Within any given widget pane or window, Mitopia® code assumes that the GUI renderer can provide a GUI environment that meets the following minimum criteria:

  • Individual interactive areas in the window are known as controls.  A full set of modern standard control types is provided such as text controls, style text, list controls, menus, popups, buttons, radio buttons, checkboxes, sliders, tabbed panels, image displays, etc.
  • The GUI environment supports hierarchical nesting of controls within other controls which are referred to as ‘view controls’.  The GUI environment handles all the implications of re-sizing within this hierarchical nesting to as many levels of nesting are required.
  • The GUI environment understands and implements drag & drop (D&D) and provides the necessary plug-in hooks to allow D&D behavior to be modified within Mitopia®.
  •  The GUI environment provides some form of graphical GUI creation tool and also supports the creation and layout of all aspects of the UI through API calls.
  •  The GUI environment provides hooks to allow Mitopia® to potentially translate each and every bit of text that the GUI framework displays anywhere in the UI.  This dynamic translation mechanism is critical to Mitopia’s ability to translate user interfaces on-the-fly to other languages.
  •  The GUI layer is capable of data-discovery through multiple registered data models (i.e., an adaptive UI).
  •  No operation performed by the GUI will result in an attempt to switch to another thread context or an attempt to render or access UI in any thread other than the one currently executing.
  •  The entire interface to the GUI environment can be expressed or encapsulated in C.
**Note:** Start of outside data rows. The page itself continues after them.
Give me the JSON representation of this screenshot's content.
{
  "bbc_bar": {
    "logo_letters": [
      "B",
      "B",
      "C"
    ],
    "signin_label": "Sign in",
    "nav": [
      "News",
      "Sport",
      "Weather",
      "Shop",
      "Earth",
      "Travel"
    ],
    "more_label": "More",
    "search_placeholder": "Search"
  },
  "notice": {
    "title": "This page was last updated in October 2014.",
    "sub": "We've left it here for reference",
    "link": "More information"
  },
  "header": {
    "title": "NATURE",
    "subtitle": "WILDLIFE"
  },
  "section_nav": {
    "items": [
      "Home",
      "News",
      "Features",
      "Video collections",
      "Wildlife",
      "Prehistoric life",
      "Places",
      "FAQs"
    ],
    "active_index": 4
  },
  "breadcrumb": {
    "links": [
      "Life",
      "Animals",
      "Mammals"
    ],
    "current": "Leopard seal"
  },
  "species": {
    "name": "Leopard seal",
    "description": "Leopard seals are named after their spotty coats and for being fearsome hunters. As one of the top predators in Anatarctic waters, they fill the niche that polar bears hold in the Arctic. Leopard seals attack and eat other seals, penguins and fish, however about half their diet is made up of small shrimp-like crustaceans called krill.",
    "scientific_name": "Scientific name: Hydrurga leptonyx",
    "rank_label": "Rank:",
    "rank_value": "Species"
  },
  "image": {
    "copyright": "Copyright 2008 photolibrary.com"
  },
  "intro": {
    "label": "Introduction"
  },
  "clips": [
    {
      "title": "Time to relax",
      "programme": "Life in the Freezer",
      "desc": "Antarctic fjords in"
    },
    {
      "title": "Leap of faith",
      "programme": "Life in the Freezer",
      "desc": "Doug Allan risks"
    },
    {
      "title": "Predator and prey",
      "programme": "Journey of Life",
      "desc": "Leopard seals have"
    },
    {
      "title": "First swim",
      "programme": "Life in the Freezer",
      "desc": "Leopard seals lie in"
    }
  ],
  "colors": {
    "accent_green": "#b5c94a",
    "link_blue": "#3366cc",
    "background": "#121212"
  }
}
  •  The GUI environment never hangs in tight loops using OS native status APIs like ‘WhileMouseDown’.  If they do, this must be patched.
  •  All renderers must support the concept that a control has associated with it a name string which can be any ASCII string.  However, the majority of controls are assigned numeric values (as strings) for the name, and this is the control ‘label’ used throughout most Mitopia® calls from the GUI interpreter.  Labels are used in preference to arbitrary name strings since they are far easier and more concise to manipulate in code, however for certain controls, the use of arbitrary strings may be necessary despite the fact that this makes the control harder to ‘find’ through the interpreter API.
  •  The renderer must support the ability to attach an arbitrary memory allocation to the controls within it.  This allocation is used by Mitopia® to associated ‘tags’ with GUI elements in order to maintain and recover Mitopia®-related context in the renderer controls.
  •  All text displayed in the UI is encoded in UTF-8.